Anche 21 Comuni del Piemonte, di diversi colori politici, tra cui in prima linea la Città di Torino, hanno votato e presentato in Consiglio regionale lo stesso testo di legge.
«Si tratta di tutelare la salute pubblica e le fasce più deboli della popolazione», osserva Pasquale Somma del Gruppo Abele, «stare dalla parte dei fragili è ciò che ci contraddistingue. Questa proposta di legge rappresenta, quindi, la volontà di difendere i cittadini e le cittadine dall’impoverimento e dalla dipendenza». Dello stesso avviso il Sermig che evidenzia come «nell’ultimo anno siano aumentate le richieste di aiuto proprio a causa delle perdite economiche dovute al gioco d’azzardo patologico».
Tra i 5 amministratori pubblici che illustreranno la proposta di legge alla Commissione consiliare regionale competente c’è la vicesindaca di Torino Michela Favaro che è anche coordinatrice di Avviso Pubblico per la Città Metropolitana di Torino.
«Con questa proposta», sottolinea la Favaro, «intendiamo tutelare le fasce più vulnerabili della popolazione. I limiti alla collocazione delle slot machine (il cosiddetto ‘distanziometro’) e agli orari degli esercizi che ospitano apparecchiature da gioco sono misure che, insieme a informazione e sensibilizzazione, rispondono alla volontà di prevenire la ludopatia allontanando le occasioni, in particolare per i più giovani, di entrare in contatto con il gioco d’azzardo».

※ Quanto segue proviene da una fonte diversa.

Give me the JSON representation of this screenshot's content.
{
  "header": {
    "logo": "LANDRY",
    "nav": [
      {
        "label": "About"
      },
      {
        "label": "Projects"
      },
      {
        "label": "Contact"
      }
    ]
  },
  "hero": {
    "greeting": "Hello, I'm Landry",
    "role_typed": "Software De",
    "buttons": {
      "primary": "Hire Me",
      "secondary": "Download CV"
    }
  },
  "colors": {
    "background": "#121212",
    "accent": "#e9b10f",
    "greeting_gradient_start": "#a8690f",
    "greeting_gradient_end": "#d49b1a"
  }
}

Per la vicesindaca «gli effetti positivi delle limitazioni, già presenti nella precedente legge regionale erano evidenti anche nei confronti dei giocatori».
Sul tema dei posti di lavoro persi, a fronte della riduzione delle slot machine, la Favaro sottolinea «che anche sul profilo occupazionale non si sono mai registrate perdite di posti di lavoro disallineate rispetto all’andamento generale del mercato del lavoro piemontese. L’attuale legge regionale sembra quindi preoccuparsi più di avvantaggiare un certo comparto produttivo che tutelare i singoli lavoratori.
La nostra proposta di legge considera le eventuali ricadute occupazionali e prevede l’attivazione di tutte le politiche attive del lavoro utili alla ricollocazione o riqualificazione dei lavoratori coinvolti. Non solo, prevede anche l’istituzione di un monitoraggio semestrale con le parti sociali per agire proattivamente sulle singole situazioni».
«Credo», conclude la vicesindaca, «che il nuovo Parlamento potrà fare sintesi tra le varie esperienze virtuose maturate a livello regionale, penso ad esempio all’Emilia Romagna. Sarebbe importante istituire un osservatorio nazionale sul fenomeno, uniformare gli incentivi per quegli esercizi che sceglieranno di non installare apparecchi da gioco, diffondere un unico marchio ‘no slot’ che qualifichi le attività commerciali, dare più forza e incisività alle campagne di comunicazione per la prevenzione del gioco d’azzardo patologico».